I am, ill-advisedly, going to try to answer the question posed, "why not?". This isn't a comment, as such, on the quality of the reimagining itself, which I haven't read--although the selections the (admiring) article pulls out are jejune and sad, at least out of context.

(1/) https://twitter.com/asymptotejrnl/status/1298009688269873152
And first, I'll also disclaim. I have plenty of books whose only justification is: I enjoyed it; it comforted me on a lonely winter night, or filled the indolence of a summer day. And if feminist, social media Beowulf does that for you, go for it.

(2/)
This thought is deeply unoriginal, but I believe one of the basic purposes of literature is twofold: firstly drawing us out of ourselves, into an alien context & way of being, and that the Greatness of a story is, in part, how well it packages those alien assumptions

(3/)
The distance can be small--a person of another social class in your country & time, say--or great.

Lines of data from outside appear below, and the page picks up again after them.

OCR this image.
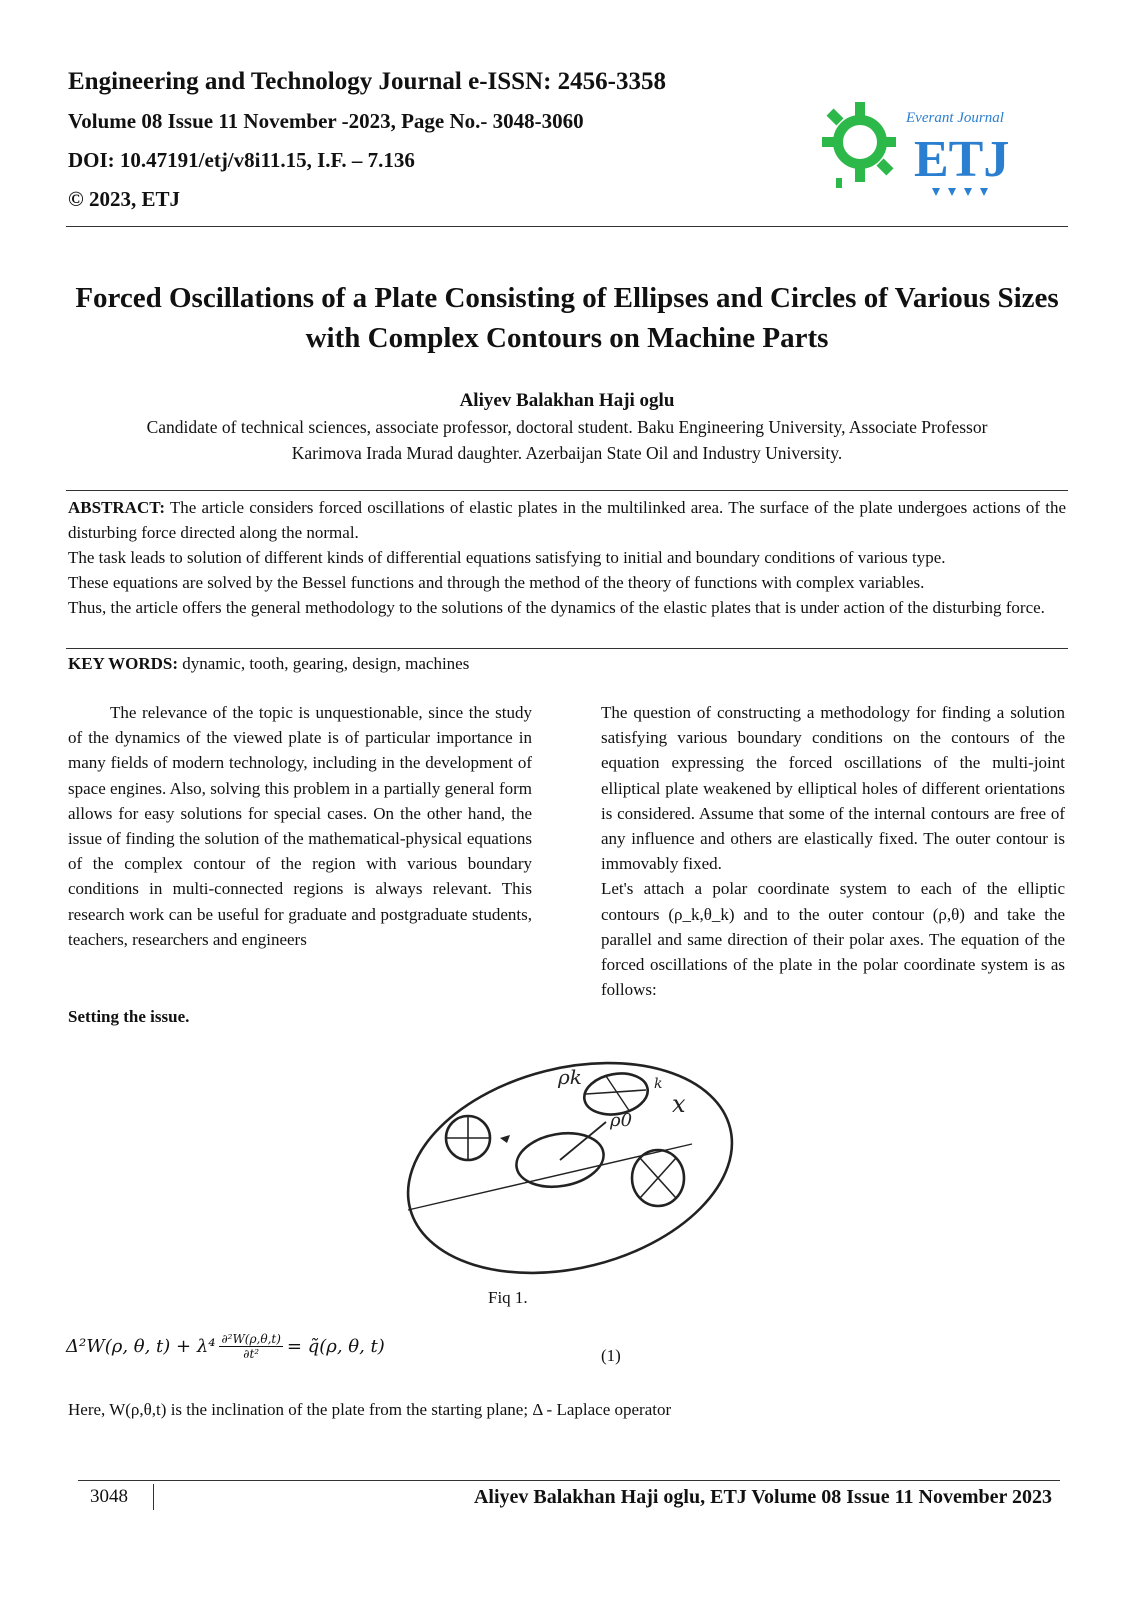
Engineering and Technology Journal e-ISSN: 2456-3358
Volume 08 Issue 11 November -2023, Page No.- 3048-3060
DOI: 10.47191/etj/v8i11.15, I.F. – 7.136
© 2023, ETJ
Everant Journal
ETJ
Forced Oscillations of a Plate Consisting of Ellipses and Circles of Various Sizes with Complex Contours on Machine Parts
Aliyev Balakhan Haji oglu
Candidate of technical sciences, associate professor, doctoral student. Baku Engineering University, Associate Professor
Karimova Irada Murad daughter. Azerbaijan State Oil and Industry University.

ABSTRACT: The article considers forced oscillations of elastic plates in the multilinked area. The surface of the plate undergoes actions of the disturbing force directed along the normal.

The task leads to solution of different kinds of differential equations satisfying to initial and boundary conditions of various type.

These equations are solved by the Bessel functions and through the method of the theory of functions with complex variables.

Thus, the article offers the general methodology to the solutions of the dynamics of the elastic plates that is under action of the disturbing force.

KEY WORDS: dynamic, tooth, gearing, design, machines

The relevance of the topic is unquestionable, since the study of the dynamics of the viewed plate is of particular importance in many fields of modern technology, including in the development of space engines. Also, solving this problem in a partially general form allows for easy solutions for special cases. On the other hand, the issue of finding the solution of the mathematical-physical equations of the complex contour of the region with various boundary conditions in multi-connected regions is always relevant. This research work can be useful for graduate and postgraduate students, teachers, researchers and engineers

The question of constructing a methodology for finding a solution satisfying various boundary conditions on the contours of the equation expressing the forced oscillations of the multi-joint elliptical plate weakened by elliptical holes of different orientations is considered. Assume that some of the internal contours are free of any influence and others are elastically fixed. The outer contour is immovably fixed.

Let's attach a polar coordinate system to each of the elliptic contours (ρ_k,θ_k) and to the outer contour (ρ,θ) and take the parallel and same direction of their polar axes. The equation of the forced oscillations of the plate in the polar coordinate system is as follows:

Setting the issue.
ρk	k
ρ0
x
Fiq 1.
Δ²W(ρ, θ, $t) + \lambda^4 \frac{\text{∂²W(ρ,θ,t)}}{\text{∂t²}}$ = q̃(ρ, θ, t)	(1)
Here, W(ρ,θ,t) is the inclination of the plate from the starting plane; Δ - Laplace operator
3048	Aliyev Balakhan Haji oglu, ETJ Volume 08 Issue 11 November 2023
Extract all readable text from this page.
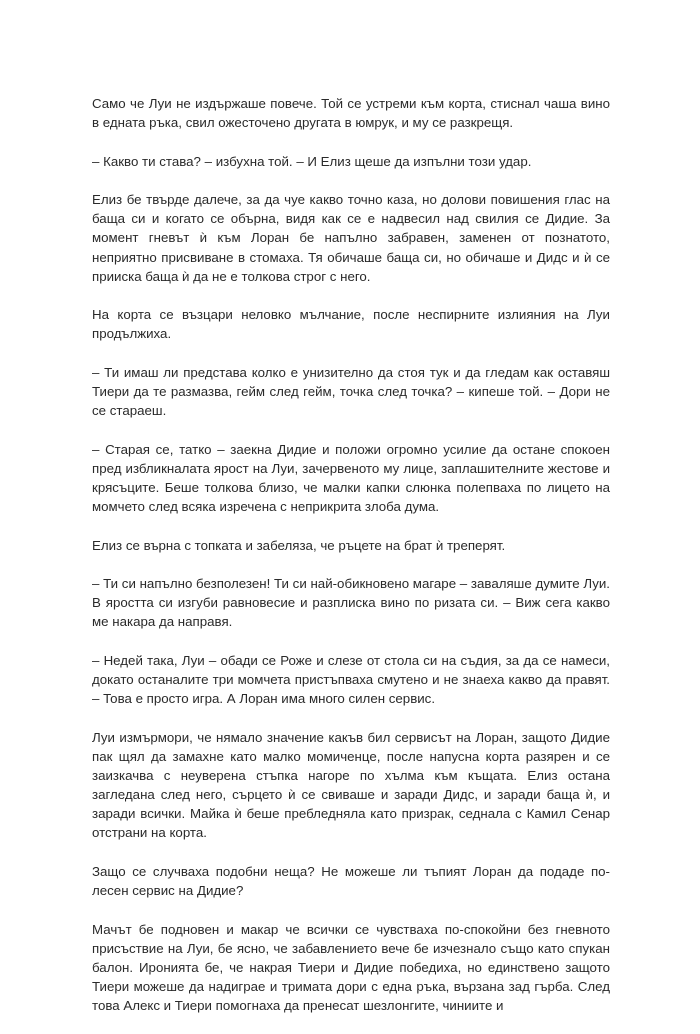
Само че Луи не издържаше повече. Той се устреми към корта, стиснал чаша вино в едната ръка, свил ожесточено другата в юмрук, и му се разкрещя.

– Какво ти става? – избухна той. – И Елиз щеше да изпълни този удар.

Елиз бе твърде далече, за да чуе какво точно каза, но долови повишения глас на баща си и когато се обърна, видя как се е надвесил над свилия се Дидие. За момент гневът ѝ към Лоран бе напълно забравен, заменен от познатото, неприятно присвиване в стомаха. Тя обичаше баща си, но обичаше и Дидс и ѝ се прииска баща ѝ да не е толкова строг с него.

На корта се възцари неловко мълчание, после неспирните излияния на Луи продължиха.

– Ти имаш ли представа колко е унизително да стоя тук и да гледам как оставяш Тиери да те размазва, гейм след гейм, точка след точка? – кипеше той. – Дори не се стараеш.

– Старая се, татко – заекна Дидие и положи огромно усилие да остане спокоен пред избликналата ярост на Луи, зачервеното му лице, заплашителните жестове и крясъците. Беше толкова близо, че малки капки слюнка полепваха по лицето на момчето след всяка изречена с неприкрита злоба дума.

Елиз се върна с топката и забеляза, че ръцете на брат ѝ треперят.

– Ти си напълно безполезен! Ти си най-обикновено магаре – заваляше думите Луи. В яростта си изгуби равновесие и разплиска вино по ризата си. – Виж сега какво ме накара да направя.

– Недей така, Луи – обади се Роже и слезе от стола си на съдия, за да се намеси, докато останалите три момчета пристъпваха смутено и не знаеха какво да правят. – Това е просто игра. А Лоран има много силен сервис.

Луи измърмори, че нямало значение какъв бил сервисът на Лоран, защото Дидие пак щял да замахне като малко момиченце, после напусна корта разярен и се заизкачва с неуверена стъпка нагоре по хълма към къщата. Елиз остана загледана след него, сърцето ѝ се свиваше и заради Дидс, и заради баща ѝ, и заради всички. Майка ѝ беше пребледняла като призрак, седнала с Камил Сенар отстрани на корта.

Защо се случваха подобни неща? Не можеше ли тъпият Лоран да подаде по-лесен сервис на Дидие?

Мачът бе подновен и макар че всички се чувстваха по-спокойни без гневното присъствие на Луи, бе ясно, че забавлението вече бе изчезнало също като спукан балон. Иронията бе, че накрая Тиери и Дидие победиха, но единствено защото Тиери можеше да надиграе и тримата дори с една ръка, вързана зад гърба. След това Алекс и Тиери помогнаха да пренесат шезлонгите, чиниите и
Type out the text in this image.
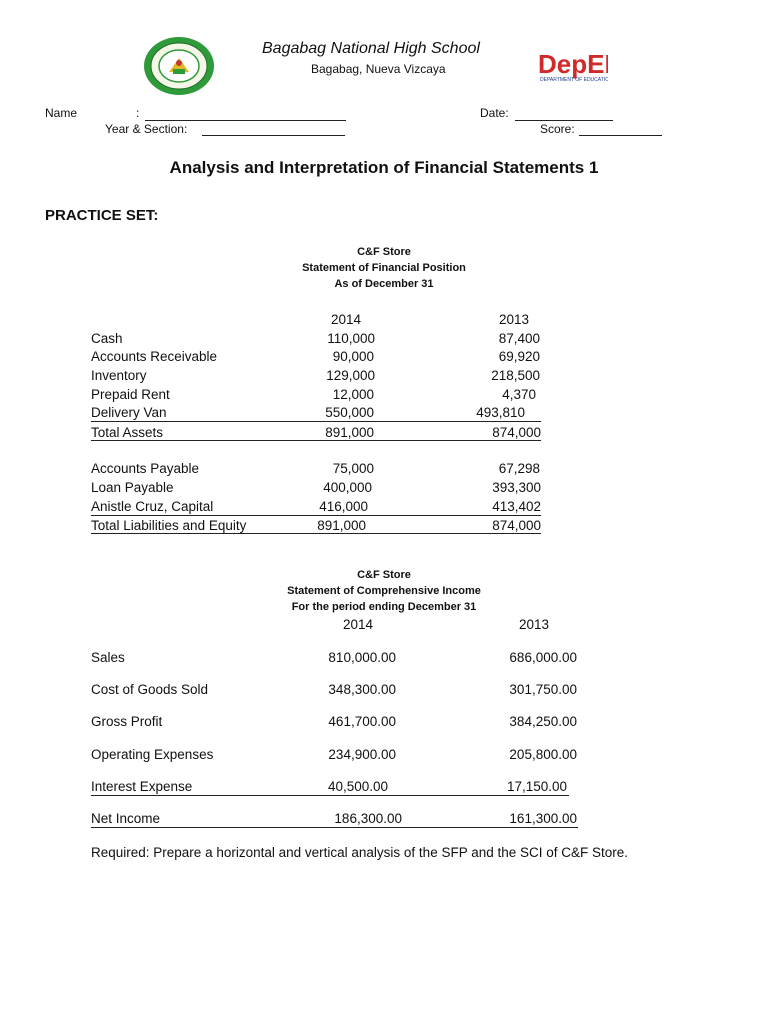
Bagabag National High School
Bagabag, Nueva Vizcaya	DepE
DEPARTMENT OF EDUCATION
Name	:	Date:
Year & Section:	Score:
Analysis and Interpretation of Financial Statements 1
PRACTICE SET:
C&F Store
Statement of Financial Position
As of December 31
2014	2013
Cash	110,000	87,400
Accounts Receivable	90,000	69,920
Inventory	129,000	218,500
Prepaid Rent	12,000	4,370
Delivery Van	550,000	493,810
Total Assets	891,000	874,000
Accounts Payable	75,000	67,298
Loan Payable	400,000	393,300
Anistle Cruz, Capital	416,000	413,402
Total Liabilities and Equity	891,000	874,000
C&F Store
Statement of Comprehensive Income
For the period ending December 31
2014	2013
Sales	810,000.00	686,000.00
Cost of Goods Sold	348,300.00	301,750.00
Gross Profit	461,700.00	384,250.00
Operating Expenses	234,900.00	205,800.00
Interest Expense	40,500.00	17,150.00
Net Income	186,300.00	161,300.00
Required: Prepare a horizontal and vertical analysis of the SFP and the SCI of C&F Store.
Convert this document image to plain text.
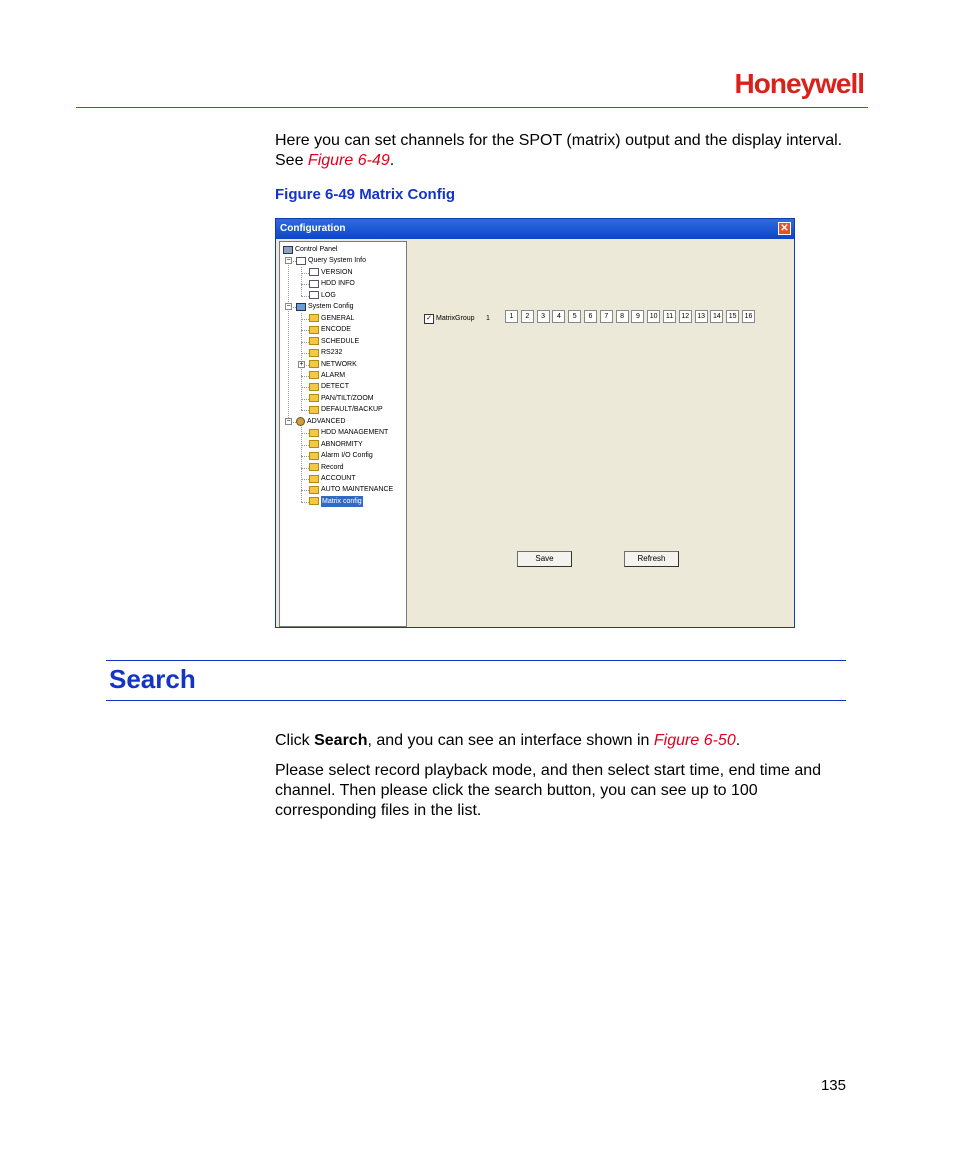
Honeywell
Here you can set channels for the SPOT (matrix) output and the display interval. See Figure 6-49.
Figure 6-49 Matrix Config
Configuration	✕
Control Panel
− Query System Info
VERSION
HDD INFO
LOG
− System Config
GENERAL
ENCODE
SCHEDULE
RS232
+ NETWORK
ALARM
DETECT
PAN/TILT/ZOOM
DEFAULT/BACKUP
− ADVANCED
HDD MANAGEMENT
ABNORMITY
Alarm I/O Config
Record
ACCOUNT
AUTO MAINTENANCE
Matrix config
✓ MatrixGroup 1
Save	Refresh
1	2	3	4	5	6	7	8	9	10	11	12	13	14	15	16
Search
Click Search, and you can see an interface shown in Figure 6-50.
Please select record playback mode, and then select start time, end time and channel. Then please click the search button, you can see up to 100 corresponding files in the list.
135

And to go into the mind & context of a long-dust Spear-Dane is very far. No one alive today, of any race or country, is as far from me as those guys who are literally my ancestors
But I said this purpose was twofold. If we wish to exercise sympathy and go out to meet these strangers, we have to temporarily detatch parts of ourselves. Writing a feminist Beowulf is bringing Beowulf to you; to go to Beowulf you have to detach yourself from feminism

(6/)
And from other assumptions--you're at least aware of being a feminist. You, 21st Century Person, take for granted assumptions about violence and force, glory and treasure, at an even deeper level.

(7/)
None of this invalidates the things you believe. I, for instance, much prefer to live in a world without a premodern Dane's assumptions about violence and might. But put it aside. You're a traveller here, not a missionary.

(8/)
But then a strange thing happens, and we're finally getting to my "twofold". You strip yourself away--feminism is maya, equality is maya, the non-aggression principle is maya, you let all these things fall away to go and meet a stranger, very different from you.

(9/)
You recognize things. Have you known Hector, who loved his family but walked out the door? Foolish, angry Lear, who forgot he loved. Hecuba, begging for news of her daughter. Useless, beautiful Genji. How strange are these strangers?

(10/)
So you come back. You're a feminist, you believe in voting and civil liberties, equality before God, efficient markets and freedom of gender expression. I'm not here to argue with any of that, but I think it's good, profoundly good to step out of yourself

(11/)
And come back again, haunted by ghosts, and a little more aware of your kinship with the living. Some things are maya, but some things endure.

(12/)
If you insist on bringing Beowulf to you, instead of going out to meet Beowulf, can you meet your neighbor? He's black, he's gay, he voted for Trump--probably not all three--she's Swedish. These things aren't meaningless, some may be of dire importance.

(13/)
I believe that it's worth investing the imaginative and empathetic energy to connect with human beings different from yourself. But even if you're actually right about everything, to do that you have to be willing to go out to them, not drag them to you. And that's why not.